We are told Pilate believed they delivered Christ to be crucified out of envy. That is an interesting thought to ponder. In the book of Proverbs we read, Wrath is cruel…but who can stand before envy…. Jealousy is more dangerous and cruel than anger.

My thinking is that the religious leaders felt they had something to lose and it was probably fairly wrapped up in their pride. As we have heard, Pride goeth before a fall.

My husband and I tried to continue to go to church but after a time we found we simply could no longer “keep up appearances.”

“Please come home,” someone begged us. That is the point. Church no longer feels like home. We no longer feel like we belong there. It shouldn’t be this way. But it is.

So, on this Easter Sunday, we are not alone. Strange thought.
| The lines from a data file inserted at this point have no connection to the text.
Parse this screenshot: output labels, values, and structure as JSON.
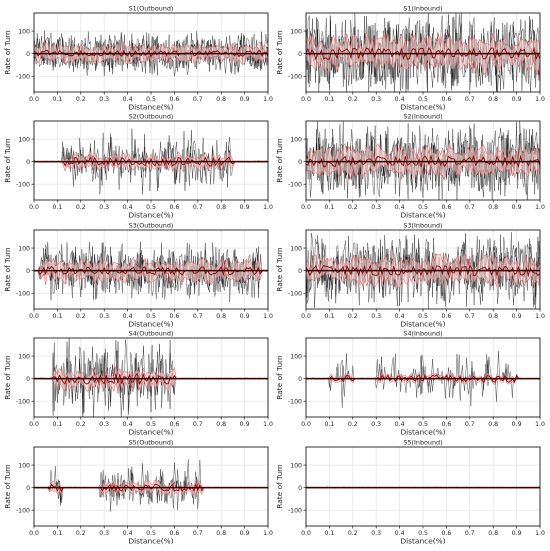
{
  "figure": {
    "layout": "5 rows x 2 columns",
    "line_color": "#000000",
    "band_color": "#e05a5a",
    "band_fill_color": "#f4c6c6",
    "mean_color": "#8b0000",
    "grid_color": "#dddddd"
  },
  "chart_data": [
    {
      "type": "line",
      "title": "S1(Outbound)",
      "xlabel": "Distance(%)",
      "ylabel": "Rate of Turn",
      "xlim": [
        0,
        1.0
      ],
      "ylim": [
        -170,
        180
      ],
      "xticks": [
        "0.0",
        "0.1",
        "0.2",
        "0.3",
        "0.4",
        "0.5",
        "0.6",
        "0.7",
        "0.8",
        "0.9",
        "1.0"
      ],
      "yticks": [
        100,
        0,
        -100
      ],
      "grid": true,
      "profile": {
        "amplitude": 90,
        "activity": 0.95,
        "segments": [
          [
            0,
            1
          ]
        ]
      }
    },
    {
      "type": "line",
      "title": "S1(Inbound)",
      "xlabel": "Distance(%)",
      "ylabel": "Rate of Turn",
      "xlim": [
        0,
        1.0
      ],
      "ylim": [
        -170,
        180
      ],
      "xticks": [
        "0.0",
        "0.1",
        "0.2",
        "0.3",
        "0.4",
        "0.5",
        "0.6",
        "0.7",
        "0.8",
        "0.9",
        "1.0"
      ],
      "yticks": [
        100,
        0,
        -100
      ],
      "grid": true,
      "profile": {
        "amplitude": 170,
        "activity": 0.98,
        "segments": [
          [
            0,
            1
          ]
        ]
      }
    },
    {
      "type": "line",
      "title": "S2(Outbound)",
      "xlabel": "Distance(%)",
      "ylabel": "Rate of Turn",
      "xlim": [
        0,
        1.0
      ],
      "ylim": [
        -170,
        180
      ],
      "xticks": [
        "0.0",
        "0.1",
        "0.2",
        "0.3",
        "0.4",
        "0.5",
        "0.6",
        "0.7",
        "0.8",
        "0.9",
        "1.0"
      ],
      "yticks": [
        100,
        0,
        -100
      ],
      "grid": true,
      "profile": {
        "amplitude": 130,
        "activity": 0.45,
        "segments": [
          [
            0.12,
            0.85
          ]
        ]
      }
    },
    {
      "type": "line",
      "title": "S2(Inbound)",
      "xlabel": "Distance(%)",
      "ylabel": "Rate of Turn",
      "xlim": [
        0,
        1.0
      ],
      "ylim": [
        -170,
        180
      ],
      "xticks": [
        "0.0",
        "0.1",
        "0.2",
        "0.3",
        "0.4",
        "0.5",
        "0.6",
        "0.7",
        "0.8",
        "0.9",
        "1.0"
      ],
      "yticks": [
        100,
        0,
        -100
      ],
      "grid": true,
      "profile": {
        "amplitude": 160,
        "activity": 0.9,
        "segments": [
          [
            0,
            1
          ]
        ]
      }
    },
    {
      "type": "line",
      "title": "S3(Outbound)",
      "xlabel": "Distance(%)",
      "ylabel": "Rate of Turn",
      "xlim": [
        0,
        1.0
      ],
      "ylim": [
        -170,
        180
      ],
      "xticks": [
        "0.0",
        "0.1",
        "0.2",
        "0.3",
        "0.4",
        "0.5",
        "0.6",
        "0.7",
        "0.8",
        "0.9",
        "1.0"
      ],
      "yticks": [
        100,
        0,
        -100
      ],
      "grid": true,
      "profile": {
        "amplitude": 120,
        "activity": 0.85,
        "segments": [
          [
            0.02,
            0.97
          ]
        ]
      }
    },
    {
      "type": "line",
      "title": "S3(Inbound)",
      "xlabel": "Distance(%)",
      "ylabel": "Rate of Turn",
      "xlim": [
        0,
        1.0
      ],
      "ylim": [
        -170,
        180
      ],
      "xticks": [
        "0.0",
        "0.1",
        "0.2",
        "0.3",
        "0.4",
        "0.5",
        "0.6",
        "0.7",
        "0.8",
        "0.9",
        "1.0"
      ],
      "yticks": [
        100,
        0,
        -100
      ],
      "grid": true,
      "profile": {
        "amplitude": 150,
        "activity": 0.88,
        "segments": [
          [
            0,
            1
          ]
        ]
      }
    },
    {
      "type": "line",
      "title": "S4(Outbound)",
      "xlabel": "Distance(%)",
      "ylabel": "Rate of Turn",
      "xlim": [
        0,
        1.0
      ],
      "ylim": [
        -170,
        180
      ],
      "xticks": [
        "0.0",
        "0.1",
        "0.2",
        "0.3",
        "0.4",
        "0.5",
        "0.6",
        "0.7",
        "0.8",
        "0.9",
        "1.0"
      ],
      "yticks": [
        100,
        0,
        -100
      ],
      "grid": true,
      "profile": {
        "amplitude": 160,
        "activity": 0.5,
        "segments": [
          [
            0.08,
            0.6
          ]
        ]
      }
    },
    {
      "type": "line",
      "title": "S4(Inbound)",
      "xlabel": "Distance(%)",
      "ylabel": "Rate of Turn",
      "xlim": [
        0,
        1.0
      ],
      "ylim": [
        -170,
        180
      ],
      "xticks": [
        "0.0",
        "0.1",
        "0.2",
        "0.3",
        "0.4",
        "0.5",
        "0.6",
        "0.7",
        "0.8",
        "0.9",
        "1.0"
      ],
      "yticks": [
        100,
        0,
        -100
      ],
      "grid": true,
      "profile": {
        "amplitude": 110,
        "activity": 0.18,
        "segments": [
          [
            0.1,
            0.2
          ],
          [
            0.3,
            0.9
          ]
        ]
      }
    },
    {
      "type": "line",
      "title": "S5(Outbound)",
      "xlabel": "Distance(%)",
      "ylabel": "Rate of Turn",
      "xlim": [
        0,
        1.0
      ],
      "ylim": [
        -170,
        180
      ],
      "xticks": [
        "0.0",
        "0.1",
        "0.2",
        "0.3",
        "0.4",
        "0.5",
        "0.6",
        "0.7",
        "0.8",
        "0.9",
        "1.0"
      ],
      "yticks": [
        100,
        0,
        -100
      ],
      "grid": true,
      "profile": {
        "amplitude": 110,
        "activity": 0.4,
        "segments": [
          [
            0.06,
            0.12
          ],
          [
            0.28,
            0.72
          ]
        ]
      }
    },
    {
      "type": "line",
      "title": "S5(Inbound)",
      "xlabel": "Distance(%)",
      "ylabel": "Rate of Turn",
      "xlim": [
        0,
        1.0
      ],
      "ylim": [
        -170,
        180
      ],
      "xticks": [
        "0.0",
        "0.1",
        "0.2",
        "0.3",
        "0.4",
        "0.5",
        "0.6",
        "0.7",
        "0.8",
        "0.9",
        "1.0"
      ],
      "yticks": [
        100,
        0,
        -100
      ],
      "grid": true,
      "profile": {
        "amplitude": 0,
        "activity": 0,
        "segments": []
      }
    }
  ]
}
Have you ever asked how this life was meant to be lived? Outside my window birds flit from branch to branch. They peck at the ground. They build nests. They lay eggs. They fly south for the winter. They return. Seems pretty simple.

The coronavirus isolation has made me see how we have complicated life. For some reason the high-rises I see grouped together, casting their long shadows, leaving streets in gloom all day, are halting my attention. I keep looking up at them. I keep thinking about them. I think about the elevators. About how complicated it is to get in and out of them now. It is as though they are symbolic of a bigger problem.

What Easter means to me is that every life is of infinite value. We must save lives. And life is worth living. Sins can be forgiven. We can have new life. And the question remains, How is this life meant to be lived?